Sunday, June 12, 2011

How Do You Love Him?

The Greek words used for love in the Bible include philia, or brotherly love (Romans 12:10; 1 Thess. 4:9; Hebrews 13:1; 1 Peter 1:22; 2 Peter 1:7). connoting friendship; and agape, or self-sacrificing love, of which the best example is Jesus suffering and dying on the cross to pay all our sin debt in full. Phileo means to have an affection, sentiment, kindly feeling, or fondness based in the heart toward another person. Philia is based on a natural emotional response toward another, whereas agape is based on the will, volitionally doing what is best for another even when he is unloveable. Thank God that He shows agape toward us even though we are sinners with wicked hearts (Jer. 17:9; Rom. 5:8).

Robertson's Word Pictures of the New Testament contrasts many aspects of philia and agape. Philia is a natural, emotional response of the heart, but agape is learned through studying God’s Word and following Christ’s example, and applied through the will. Philia is discriminatory and conditional, shown toward those who please us, bring us delight, or do nice things for us.
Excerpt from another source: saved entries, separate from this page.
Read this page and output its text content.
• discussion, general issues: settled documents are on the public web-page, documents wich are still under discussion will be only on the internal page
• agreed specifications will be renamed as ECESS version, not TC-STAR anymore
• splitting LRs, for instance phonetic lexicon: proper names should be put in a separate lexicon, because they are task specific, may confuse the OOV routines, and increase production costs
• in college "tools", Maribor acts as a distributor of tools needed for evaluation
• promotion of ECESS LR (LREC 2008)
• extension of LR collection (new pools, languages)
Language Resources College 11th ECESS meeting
Agape is non-discriminatory and unconditional, shown toward everyone because we consider them to be precious in God’s sight and esteemed more highly than we value ourselves.

Philia is bound to fail, as it occurs because of what someone does or because of what he is like. Ultimately those conditions change and people displease us. But agape never fails (1 Cor. 13:8), as it occurs in spite of what people do or what they are like.

The difference between philia and agape is seen in John 21:15-17, when the resurrected Jesus calls aside Peter, who is filled with remorse over denying Christ 3 times, just as Jesus as predicted he would. To reconcile Peter to Himself, Jesus asks Peter 3 times, “Do you love Me?” Twice the word Jesus uses is “agapeo,” but when Peter says that he loves Christ, he uses the word “phileo,” which implies a lesser intensity and commitment than the self-sacrificing agape love Jesus has shown to all of us.

It is as if a wife asks her husband, “Do you love me so much that you would risk your life to save mine?” and he answers, “Well, you know I have warm, fuzzy feelings for you when you serve me breakfast in bed.” Each time Peter avoided the real issue of what Christ asked him, Jesus gently explained what agape love means, by saying “Feed my sheep.” Jesus wanted Peter to put his own needs behind those of the lost sheep he had to bring to Christ. Ultimately, Peter did just that, making the ultimate sacrifice of dying a martyr’s death and being crucified upside down (John 21:18).

Friendship often starts with philia, as an emotional response to someone who shares a common sense of purpose and belief system. It is natural to like people who think and feel the same way we do on important issues. But true friendship occurs when philia lead to self-sacrificing, unconditional agape love. We see this in the family of God, where new believers in Christ join the church, or body of other born-again Christians who share the common experience of having turned away from, or repented of, their sins, and of having turned toward Christ as their Savior (Rom.12:10). You gain new Christian friends when you are saved, and, conversely, if you are a friend to someone who is lost, you may lead that person to trust Christ as her Savior.

Through studying God’s Word, prayer, worship, and Christian fellowship, new believers become progressively changed, or sanctified, to become more like Christ. Philia, or natural affection they feel toward other believers, then becomes more like the self-sacrificing love of Christ as they begin to bear one another’s burdens (Gal. 6:2). As we are progressively sanctified and conformed to His image, our natural emotional response to fellow Christians can mature into agape love as His indwelling Holy Spirit lets us to love unconditionally and sacrificially, not only other believers but also the unsaved.

1 Peter 1:22 Seeing ye have purified your souls in obeying the truth through the Spirit unto unfeigned love of the brethren, see that ye love one another with a pure heart fervently.